Sadly, Tuesday night’s quarter-final against Arcahaie FC saw Forge stopped in their tracks on their quest to win the tournament, as the bounces didn’t seem to break their way for much of the night. There’s no singular reason for the defeat, of course, but one 5-10 minute stretch in the second half did seem to take some of the wind out of Forge’s sails a little.
The Canadians were dominating, having taken a 1-0 lead just before halftime; Arcahaie were doing all they could to throw Forge off their rhythm with fouls and defensive tactics, but the side in orange were very much in control.
Everything flipped on its head around the 59th minute, though, as a fluke and a cruel twist of fate put the game back to square one. Arcahaie’s luck turned enough to grant them an equalizing goal off an unfortunate goalkeeping error by Forge, leaving the visitors shell-shocked.
And then, immediately after, the confusion mounted; instead of restarting the game and giving Forge a chance to put the mistake behind them quickly, the referee spotted an issue with Arcahaie’s net. The five minutes it took for officials to repair the mesh with zip-ties threw a further wrench into Forge’s momentum, and although a quick break might’ve been welcome, they probably would’ve preferred to strike back as quickly as possible.

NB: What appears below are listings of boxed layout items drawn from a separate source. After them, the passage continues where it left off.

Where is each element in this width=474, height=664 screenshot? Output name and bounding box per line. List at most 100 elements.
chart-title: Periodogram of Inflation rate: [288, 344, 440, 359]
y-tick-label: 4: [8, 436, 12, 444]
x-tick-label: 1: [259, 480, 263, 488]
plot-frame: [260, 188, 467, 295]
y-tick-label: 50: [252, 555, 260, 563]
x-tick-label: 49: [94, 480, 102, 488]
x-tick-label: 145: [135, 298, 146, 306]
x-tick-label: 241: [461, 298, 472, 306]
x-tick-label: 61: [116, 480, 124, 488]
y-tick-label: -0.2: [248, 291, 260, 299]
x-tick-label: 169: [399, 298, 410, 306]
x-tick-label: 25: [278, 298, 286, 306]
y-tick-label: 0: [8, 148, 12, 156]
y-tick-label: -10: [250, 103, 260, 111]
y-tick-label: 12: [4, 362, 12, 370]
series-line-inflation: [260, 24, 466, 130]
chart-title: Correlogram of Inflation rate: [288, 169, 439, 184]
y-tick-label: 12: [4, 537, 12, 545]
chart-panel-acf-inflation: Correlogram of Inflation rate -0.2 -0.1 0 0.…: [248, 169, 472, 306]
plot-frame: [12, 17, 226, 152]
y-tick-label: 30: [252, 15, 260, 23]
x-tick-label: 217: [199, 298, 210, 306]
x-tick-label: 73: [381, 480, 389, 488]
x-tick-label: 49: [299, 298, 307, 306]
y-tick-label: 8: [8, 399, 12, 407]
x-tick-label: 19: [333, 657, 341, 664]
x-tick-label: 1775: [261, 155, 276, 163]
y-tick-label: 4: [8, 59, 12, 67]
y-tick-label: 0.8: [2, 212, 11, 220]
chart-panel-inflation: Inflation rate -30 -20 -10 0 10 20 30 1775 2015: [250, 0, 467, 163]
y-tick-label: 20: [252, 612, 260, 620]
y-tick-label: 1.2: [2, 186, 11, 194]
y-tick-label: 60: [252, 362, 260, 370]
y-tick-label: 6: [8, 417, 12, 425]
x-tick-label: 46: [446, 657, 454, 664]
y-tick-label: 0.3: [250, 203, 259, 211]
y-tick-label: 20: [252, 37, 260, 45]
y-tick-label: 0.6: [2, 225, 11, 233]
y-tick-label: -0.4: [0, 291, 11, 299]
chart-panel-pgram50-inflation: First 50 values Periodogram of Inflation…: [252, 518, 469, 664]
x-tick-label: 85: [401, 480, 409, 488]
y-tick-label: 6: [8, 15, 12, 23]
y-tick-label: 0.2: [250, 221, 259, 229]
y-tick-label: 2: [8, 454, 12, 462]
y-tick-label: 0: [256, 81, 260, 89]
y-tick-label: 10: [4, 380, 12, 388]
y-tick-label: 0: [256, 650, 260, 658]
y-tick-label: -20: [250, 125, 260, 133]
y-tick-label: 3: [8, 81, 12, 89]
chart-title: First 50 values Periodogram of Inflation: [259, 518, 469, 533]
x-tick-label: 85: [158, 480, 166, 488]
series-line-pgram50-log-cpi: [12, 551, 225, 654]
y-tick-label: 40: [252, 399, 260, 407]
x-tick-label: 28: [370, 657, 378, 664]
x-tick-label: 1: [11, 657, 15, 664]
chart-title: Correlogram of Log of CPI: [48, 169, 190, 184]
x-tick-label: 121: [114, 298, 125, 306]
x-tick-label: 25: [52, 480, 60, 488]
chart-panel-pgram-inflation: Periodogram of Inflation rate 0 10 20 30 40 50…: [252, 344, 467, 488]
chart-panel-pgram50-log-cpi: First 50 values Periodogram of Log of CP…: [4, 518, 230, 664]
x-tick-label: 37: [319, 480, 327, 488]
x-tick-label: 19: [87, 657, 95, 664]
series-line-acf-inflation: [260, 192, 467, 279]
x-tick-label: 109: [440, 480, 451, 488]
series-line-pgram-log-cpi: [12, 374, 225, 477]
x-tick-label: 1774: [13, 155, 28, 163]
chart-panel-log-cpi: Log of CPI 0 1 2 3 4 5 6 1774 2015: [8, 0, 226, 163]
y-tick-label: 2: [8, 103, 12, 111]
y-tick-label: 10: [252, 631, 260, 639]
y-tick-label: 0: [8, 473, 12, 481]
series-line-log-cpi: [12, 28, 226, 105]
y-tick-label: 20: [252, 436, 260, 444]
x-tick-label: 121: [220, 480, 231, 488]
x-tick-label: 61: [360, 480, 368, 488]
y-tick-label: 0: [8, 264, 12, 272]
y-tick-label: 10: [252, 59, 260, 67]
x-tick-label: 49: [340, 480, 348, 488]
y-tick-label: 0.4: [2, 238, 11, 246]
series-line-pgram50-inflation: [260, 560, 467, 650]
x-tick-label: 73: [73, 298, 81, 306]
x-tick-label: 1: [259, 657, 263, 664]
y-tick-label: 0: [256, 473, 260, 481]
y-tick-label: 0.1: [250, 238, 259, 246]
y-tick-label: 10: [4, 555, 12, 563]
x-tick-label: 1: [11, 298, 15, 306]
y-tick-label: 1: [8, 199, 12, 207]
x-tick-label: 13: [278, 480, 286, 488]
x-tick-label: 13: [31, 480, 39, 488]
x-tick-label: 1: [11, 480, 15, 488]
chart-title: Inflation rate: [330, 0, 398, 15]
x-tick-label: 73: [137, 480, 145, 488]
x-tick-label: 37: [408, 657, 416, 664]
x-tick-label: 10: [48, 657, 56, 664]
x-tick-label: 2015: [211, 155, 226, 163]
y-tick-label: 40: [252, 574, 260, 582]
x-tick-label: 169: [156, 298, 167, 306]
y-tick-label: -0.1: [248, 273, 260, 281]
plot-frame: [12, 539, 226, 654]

Looking back at the game, it was that whole stretch that brought everything back to Earth; spirits were high at halftime (for fans, at least), but this was a bucket of cold water. Not ten minutes prior, Forge looked sure to march comfortably forward and win, but suddenly
Sadly, Forge didn’t manage to reclaim their lead in the last half hour (despite several agonizingly close chances). Again, this moment isn’t the reason they lost to Arcahaie; those few minutes, though (not just the goal, but the whole emotional break) definitely feel like a turning point.